If you ask about another language that has minimal usage in today's day and age....(fill in your favorite low end programming language here)....
of course less people will respond, leaving you to never return to this site, thereby increasing the questions asked about OTHER programming languages.
It's a catch 22....the less you get in response , the less you come back, the less questions asked for that language.
Sure stack overflow is a great place for people who teach themselves, but I think it's funny to assume stack overflow is the best place to learn a language for oneself online. It seems to me more like the languages best represented there lack sufficient documentation and other means of getting answers. Java, for example, has some nice beginner forums, sites like JavaRanch for more stack-overflow like questions, good free documentation and tutorials, various open source project forums, etc... I mean, we may as well be asking - who is best represented on expertsexchange... I think it just shows a lack of a better open community to get answers from.

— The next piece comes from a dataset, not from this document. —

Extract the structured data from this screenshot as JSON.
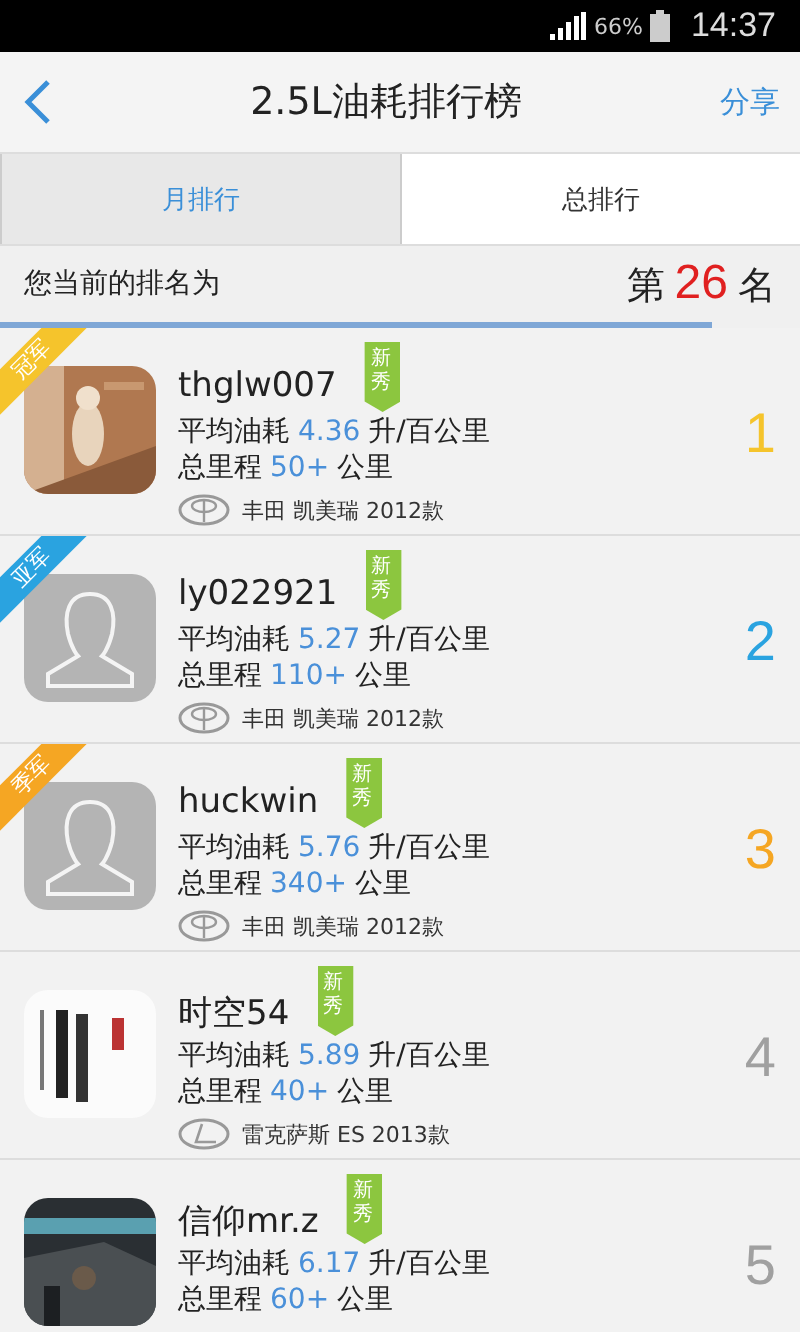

1) Reading the documentation of the programming language, library or software in question.
Personally, I consider the output of a Google/Stack Overflow search to be part of the documentation of the programming language. I'm not sure why someone would choose to ignore a valuable resource.

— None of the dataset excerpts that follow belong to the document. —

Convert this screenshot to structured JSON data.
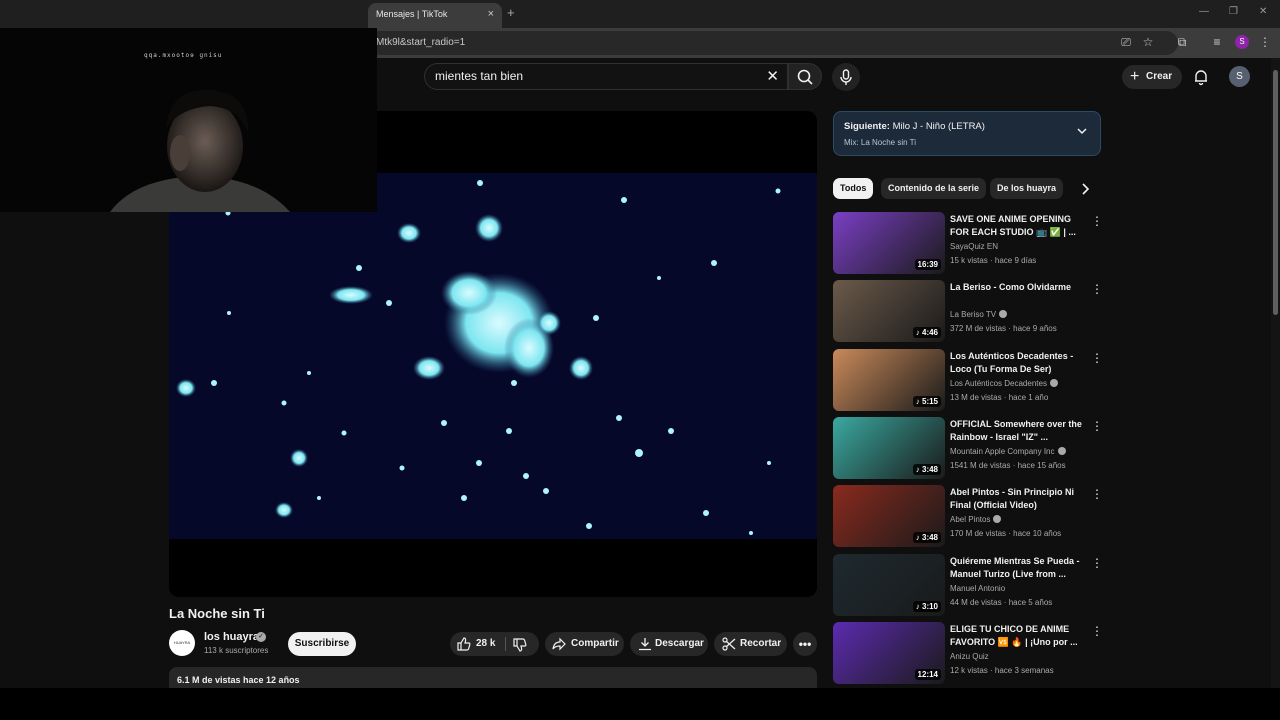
{
  "browser": {
    "tab_title": "Mensajes | TikTok",
    "tab_close": "×",
    "new_tab": "+",
    "url": "Mtk9l&start_radio=1",
    "profile_initial": "S"
  },
  "header": {
    "search_value": "mientes tan bien",
    "create_label": "Crear",
    "avatar_initial": "S"
  },
  "webcam": {
    "mirrored_text": "qqa.mxootoɘ ɡnisu"
  },
  "video": {
    "title": "La Noche sin Ti",
    "channel": "los huayra",
    "channel_avatar_text": "HUAYRA",
    "subscribers": "113 k suscriptores",
    "subscribe_label": "Suscribirse",
    "likes": "28 k",
    "share_label": "Compartir",
    "download_label": "Descargar",
    "clip_label": "Recortar",
    "description_meta": "6.1 M de vistas  hace 12 años"
  },
  "next_up": {
    "prefix": "Siguiente:",
    "title": "Milo J - Niño (LETRA)",
    "mix": "Mix: La Noche sin Ti"
  },
  "chips": [
    "Todos",
    "Contenido de la serie",
    "De los huayra"
  ],
  "recommendations": [
    {
      "title": "SAVE ONE ANIME OPENING FOR EACH STUDIO 📺 ✅ | ...",
      "channel": "SayaQuiz EN",
      "verified": false,
      "meta": "15 k vistas · hace 9 días",
      "duration": "16:39",
      "thumb_color": "#7a3fc4"
    },
    {
      "title": "La Beriso - Como Olvidarme",
      "channel": "La Beriso TV",
      "verified": true,
      "meta": "372 M de vistas · hace 9 años",
      "duration": "♪ 4:46",
      "thumb_color": "#6b5a4a"
    },
    {
      "title": "Los Auténticos Decadentes - Loco (Tu Forma De Ser) (Offici...",
      "channel": "Los Auténticos Decadentes",
      "verified": true,
      "meta": "13 M de vistas · hace 1 año",
      "duration": "♪ 5:15",
      "thumb_color": "#c98a5a"
    },
    {
      "title": "OFFICIAL Somewhere over the Rainbow - Israel \"IZ\" ...",
      "channel": "Mountain Apple Company Inc",
      "verified": true,
      "meta": "1541 M de vistas · hace 15 años",
      "duration": "♪ 3:48",
      "thumb_color": "#3aa9a0"
    },
    {
      "title": "Abel Pintos - Sin Principio Ni Final (Official Video)",
      "channel": "Abel Pintos",
      "verified": true,
      "meta": "170 M de vistas · hace 10 años",
      "duration": "♪ 3:48",
      "thumb_color": "#8a2a1e"
    },
    {
      "title": "Quiéreme Mientras Se Pueda - Manuel Turizo (Live from ...",
      "channel": "Manuel Antonio",
      "verified": false,
      "meta": "44 M de vistas · hace 5 años",
      "duration": "♪ 3:10",
      "thumb_color": "#1d2a30"
    },
    {
      "title": "ELIGE TU CHICO DE ANIME FAVORITO 🆚 🔥 | ¡Uno por ...",
      "channel": "Anizu Quiz",
      "verified": false,
      "meta": "12 k vistas · hace 3 semanas",
      "duration": "12:14",
      "thumb_color": "#5c2bb0"
    }
  ]
}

If I can find a code snippet that does what I want it to, rather than having to write it from scratch, great. In particular, I'd rather spend my time working on application logic than low level dealings with the OS.
--Jeremy
Jesus was a liberal
I'm a bit surprised that while a number of people have pointed out how lousy Tiobe is as an index of popularity, that nobody's pointed to an alternative. I'd suggest langpop.com as a considerably better alternative.
The most obvious points of superiority are simply documenting what they actually measure and how they combine the individual measurements to produce a final result. Although Tiobe doesn't document enough of what they do well enough to be sure, it looks like langpop.com covers a couple of types of sources that Tiobe doesn't (or at least doesn't imply they try to cover). One particularly interesting point is that they attempt to gather data about actual code, not just questions about code (e.g., they look at Freshmeat, ohloh, and Google Code).
Oh, and no, I'm not affiliated with Langpop.com (or Tiobe) in any way.